In a study that appears in the journal Science of the Total Environment, a multidisciplinary group of researchers set about evaluating turtle health, water quality and other factors in the aftermath of a catastrophic mass death of green turtles in Australia.

"We found evidence of heavy metals - particularly cobalt - in sea turtle populations where we also saw signs of illness," said lead author Mark Flint, program head of Zoo and Wildlife Conservation Medicine and Ecosystem Health in the College of Veterinary Medicine at The Ohio State University.

"Though we can't be sure what caused this, there were cyclones and major flooding in this part of Australia two years prior to the start of our study, and that could have drawn out sediment rich in heavy metals that had been lying in rivers and streams benign for the past 50 years," Flint said.

Green turtles, Chelonia mydas, are an endangered species, and one of the largest sea turtles, weighing in at as much as 400 pounds in adulthood. Green turtles are named for the greenish color of their fat, not their shells, and are found mainly in tropical and subtropical waters, according to the World Wide Fund for Nature-Australia (WWF). The WWF provided funding for this research, and led the Rivers to Reef to Turtles project under which it was conducted.

Large populations live, feed and nest on Australia's Great Barrier Reef, favoring the bays and protected shores near the coast and around islands.

The Rivers to Reef to Turtles project, which ran from 2014 to 2017, examined health of green turtles at two northern Queensland bays - Cleveland and Upstart - known to be impacted by urban and agricultural human activities and at a third remote "pristine" area, the Howick Group of islands.
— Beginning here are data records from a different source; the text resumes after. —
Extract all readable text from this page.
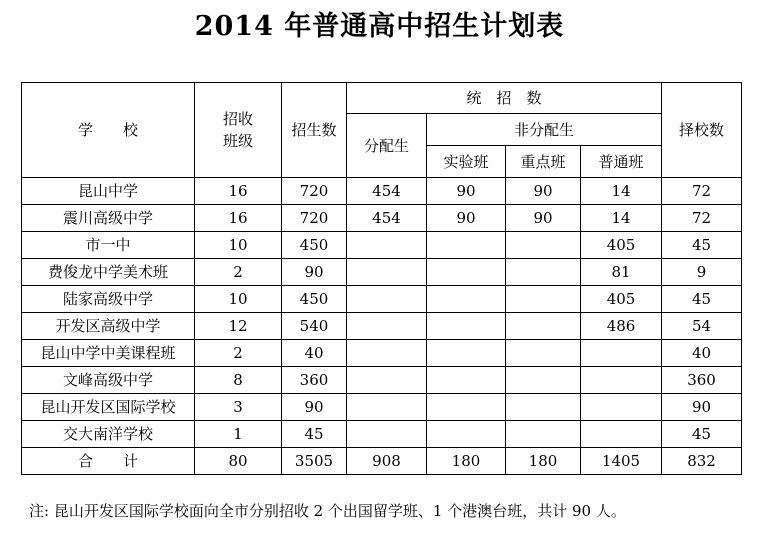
2014 年普通高中招生计划表
学　　校	招收班级	招生数	统　招　数				择校数
			分配生	非分配生			
				实验班	重点班	普通班	
昆山中学	16	720	454	90	90	14	72
震川高级中学	16	720	454	90	90	14	72
市一中	10	450				405	45
费俊龙中学美术班	2	90				81	9
陆家高级中学	10	450				405	45
开发区高级中学	12	540				486	54
昆山中学中美课程班	2	40					40
文峰高级中学	8	360					360
昆山开发区国际学校	3	90					90
交大南洋学校	1	45					45
合　　计	80	3505	908	180	180	1405	832
注: 昆山开发区国际学校面向全市分别招收 2 个出国留学班、1 个港澳台班，共计 90 人。
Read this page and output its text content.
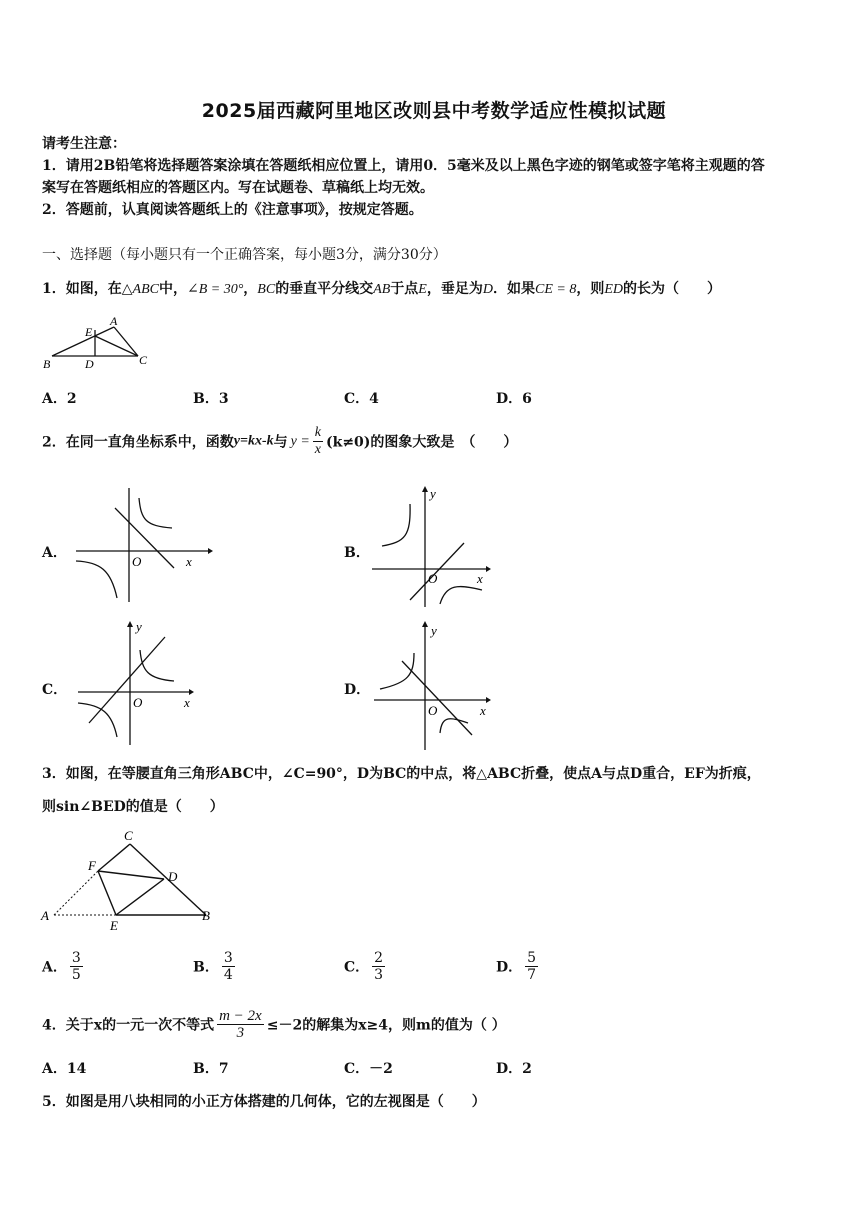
2025届西藏阿里地区改则县中考数学适应性模拟试题
请考生注意：
1．请用2B铅笔将选择题答案涂填在答题纸相应位置上，请用0．5毫米及以上黑色字迹的钢笔或签字笔将主观题的答
案写在答题纸相应的答题区内。写在试题卷、草稿纸上均无效。
2．答题前，认真阅读答题纸上的《注意事项》，按规定答题。
一、选择题（每小题只有一个正确答案，每小题3分，满分30分）
1．如图，在△ABC中，∠B = 30°，BC的垂直平分线交AB于点E，垂足为D．如果CE = 8，则ED的长为（　　）
B	D	C
E
A
A．2	B．3	C．4	D．6
2．在同一直角坐标系中，函数y=kx-k与 $y = \frac{k}{x} (k\ne 0)$的图象大致是　（　　）
A．
O	x
B．
y
O	x
C．
y
O	x
D．
y
O	x
3．如图，在等腰直角三角形ABC中，∠C=90°，D为BC的中点，将△ABC折叠，使点A与点D重合，EF为折痕，
则sin∠BED的值是（　　）
C
F
D
A
E
B
A． $\frac{3}{5}$	B． $\frac{3}{4}$	C． $\frac{2}{3}$	D． $\frac{5}{7}$
4．关于x的一元一次不等式 $\frac{m - 2x}{3} \le-2$的解集为x≥4，则m的值为（ ）
A．14	B．7	C．－2	D．2
5．如图是用八块相同的小正方体搭建的几何体，它的左视图是（　　）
Following up on a high number of turtle deaths in 2012 and 2013 that conservationists were attributing to a "whole kit and caboodle of reasons" including runoff from agriculture, industrial toxins and climate change, the team conducted physical exams and tested the turtles' blood over time, looking for signs of contaminants and illness, Flint said.
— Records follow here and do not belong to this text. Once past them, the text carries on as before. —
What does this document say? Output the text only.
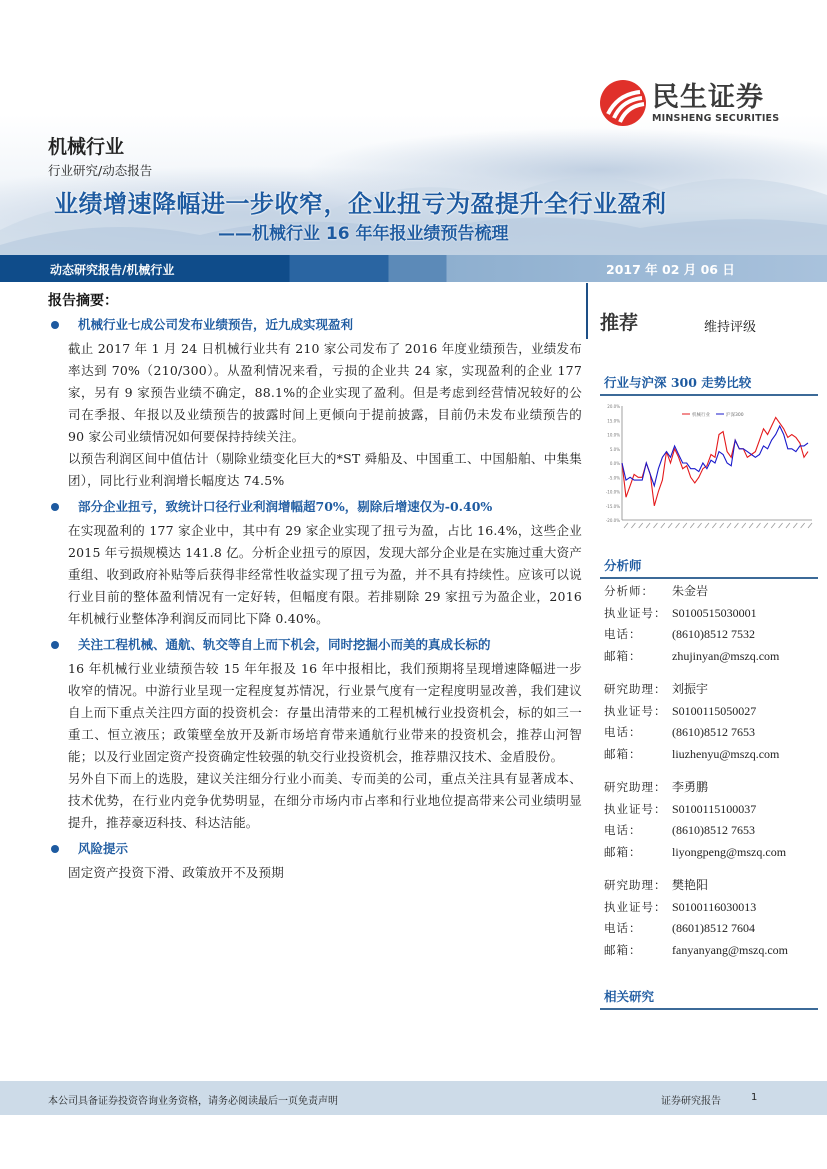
民生证券
MINSHENG SECURITIES
机械行业
行业研究/动态报告
业绩增速降幅进一步收窄，企业扭亏为盈提升全行业盈利
——机械行业 16 年年报业绩预告梳理
动态研究报告/机械行业	2017 年 02 月 06 日
报告摘要：
机械行业七成公司发布业绩预告，近九成实现盈利

截止 2017 年 1 月 24 日机械行业共有 210 家公司发布了 2016 年度业绩预告，业绩发布率达到 70%（210/300）。从盈利情况来看，亏损的企业共 24 家，实现盈利的企业 177 家，另有 9 家预告业绩不确定，88.1%的企业实现了盈利。但是考虑到经营情况较好的公司在季报、年报以及业绩预告的披露时间上更倾向于提前披露，目前仍未发布业绩预告的 90 家公司业绩情况如何要保持持续关注。

以预告利润区间中值估计（剔除业绩变化巨大的*ST 舜船及、中国重工、中国船舶、中集集团），同比行业利润增长幅度达 74.5%

部分企业扭亏，致统计口径行业利润增幅超70%，剔除后增速仅为-0.40%

在实现盈利的 177 家企业中，其中有 29 家企业实现了扭亏为盈，占比 16.4%，这些企业 2015 年亏损规模达 141.8 亿。分析企业扭亏的原因，发现大部分企业是在实施过重大资产重组、收到政府补贴等后获得非经常性收益实现了扭亏为盈，并不具有持续性。应该可以说行业目前的整体盈利情况有一定好转，但幅度有限。若排剔除 29 家扭亏为盈企业，2016 年机械行业整体净利润反而同比下降 0.40%。

关注工程机械、通航、轨交等自上而下机会，同时挖掘小而美的真成长标的

16 年机械行业业绩预告较 15 年年报及 16 年中报相比，我们预期将呈现增速降幅进一步收窄的情况。中游行业呈现一定程度复苏情况，行业景气度有一定程度明显改善，我们建议自上而下重点关注四方面的投资机会：存量出清带来的工程机械行业投资机会，标的如三一重工、恒立液压；政策壁垒放开及新市场培育带来通航行业带来的投资机会，推荐山河智能；以及行业固定资产投资确定性较强的轨交行业投资机会，推荐鼎汉技术、金盾股份。

另外自下而上的选股，建议关注细分行业小而美、专而美的公司，重点关注具有显著成本、技术优势，在行业内竞争优势明显，在细分市场内市占率和行业地位提高带来公司业绩明显提升，推荐豪迈科技、科达洁能。

风险提示

固定资产投资下滑、政策放开不及预期

推荐	维持评级
行业与沪深 300 走势比较
20.0%
15.0%
10.0%
5.0%
0.0%
-5.0%
-10.0%
-15.0%
-20.0%
机械行业	沪深300
分析师
分析师：	朱金岩
执业证号： S0100515030001
电话：	(8610)8512 7532
邮箱：	zhujinyan@mszq.com
研究助理： 刘振宇
执业证号： S0100115050027
电话：	(8610)8512 7653
邮箱：	liuzhenyu@mszq.com
研究助理： 李勇鹏
执业证号： S0100115100037
电话：	(8610)8512 7653
邮箱：	liyongpeng@mszq.com
研究助理： 樊艳阳
执业证号： S0100116030013
电话：	(8601)8512 7604
邮箱：	fanyanyang@mszq.com
相关研究
本公司具备证券投资咨询业务资格，请务必阅读最后一页免责声明	证券研究报告	1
They also counted barnacles on the turtles. Flint's previous work has shown that high barnacle counts on turtles' undersides correspond to poor health. The theory behind that? When healthy and feeding normally, a turtle's trips to the sea floor for seagrass meals effectively scrape away barnacles. When the green turtles aren't eating well, the barnacles build up.

"An unhealthy turtle often has trapped air in its shell and is buoyant, meaning it can't dive down for food. It's almost like a balloon," Flint said. "Also, a turtle that can't dive sits on the surface of the water where algae and barnacles can grow better."

In cases where the researchers found dead turtles, they conducted in-depth necropsies.

The research team found elevated levels of an enzyme called creatinine kinase in turtles at Cleveland Bay. That enzyme typically increases after muscle injury or illness. And they found elevated white cell counts in turtles at Upstart Bay. White cells proliferate when an animal is fighting infection.